Axelrod creates tournaments of players picked from one of the (at time of writing) 123 strategies. Here is one of the tests that randomly selects strategies to create tournaments and check that they run:
@given(s=lists(sampled_from(axelrod.strategies),
min_size=2, # Errors are returned if less than 2 strategies
max_size=5, unique=True),
turns=integers(min_value=2, max_value=50),
repetitions=integers(min_value=2, max_value=4),
rm=random_module())
@settings(max_examples=50, timeout=0)
@example(s=test_strategies, turns=test_turns, repetitions=test_repetitions,
rm=random.seed(0))
def test_property_serial_play(self, s, turns, repetitions, rm):
"""Test serial play using hypothesis"""
# Test that we get an instance of ResultSet
players = [strat() for strat in s]
tournament = axelrod.Tournament(
name=self.test_name,
players=players,
game=self.game,
turns=turns,
repetitions=repetitions)
results = tournament.play()
self.assertIsInstance(results, axelrod.ResultSet)
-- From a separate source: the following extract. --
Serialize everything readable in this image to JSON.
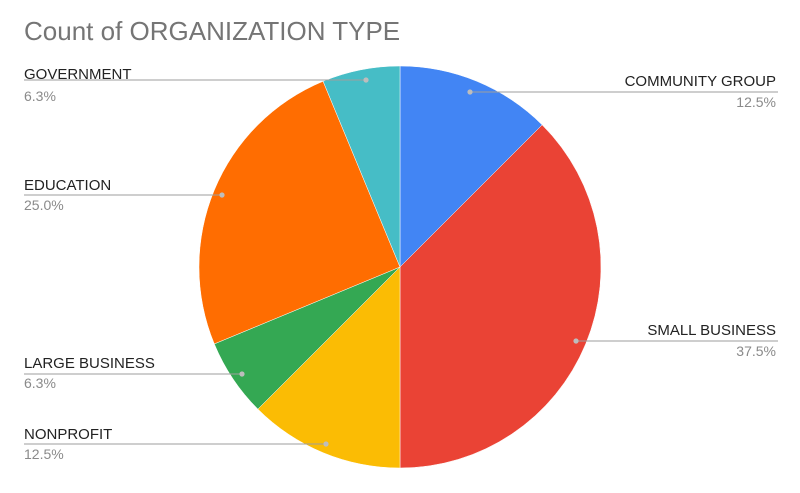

self.assertEqual(len(results.cooperation), len(players))
self.assertEqual(results.nplayers, len(players))
self.assertEqual(results.players, players)
Without going in to precise details, at one point hypothesis found that two particular strategies could not play together. Here is the github issue that documented this. These were:
Backstabber
MindReader
These two strategies did in fact already play in a tournament together. The
main tournament that includes all cheating strategies, but the side effect of
that is that another cheating strategy played BackStabber
first and overwrite
it’s strategy (meaning it could then play nice with MindReader
). Hypothesis
however created a tournament were they were directly opposed and then our bug
occured.
Anyway, it’s now fixed and the test includes a @example
statement to ensure
that the specific bug is in fact fixed: you can see this in the source
code.
In practice, the recommendation is to use a combination of property based tests and traditional example based tests (as there are some specific things that need to be checked) but I think all test suites can be improved by using tools like hypothesis, in particular research software. With research software a robust testing framework helps not only test the code but also the ideas.
Helpful links:
- @DRMacIver: David is the writer of Hypothesis.
- Github repo.
- Documentation.
Finally, if you’re of the irc persuasion, I really recommend dropping in at
#hypothesis
on freenode. Here’s a direct link to the channel on irccloud:
www.irccloud.com/invite?channel=%23hypothesis&hostname=irc.freenode.net&port=6697&ssl=1.
Everyone there has always been very helpful.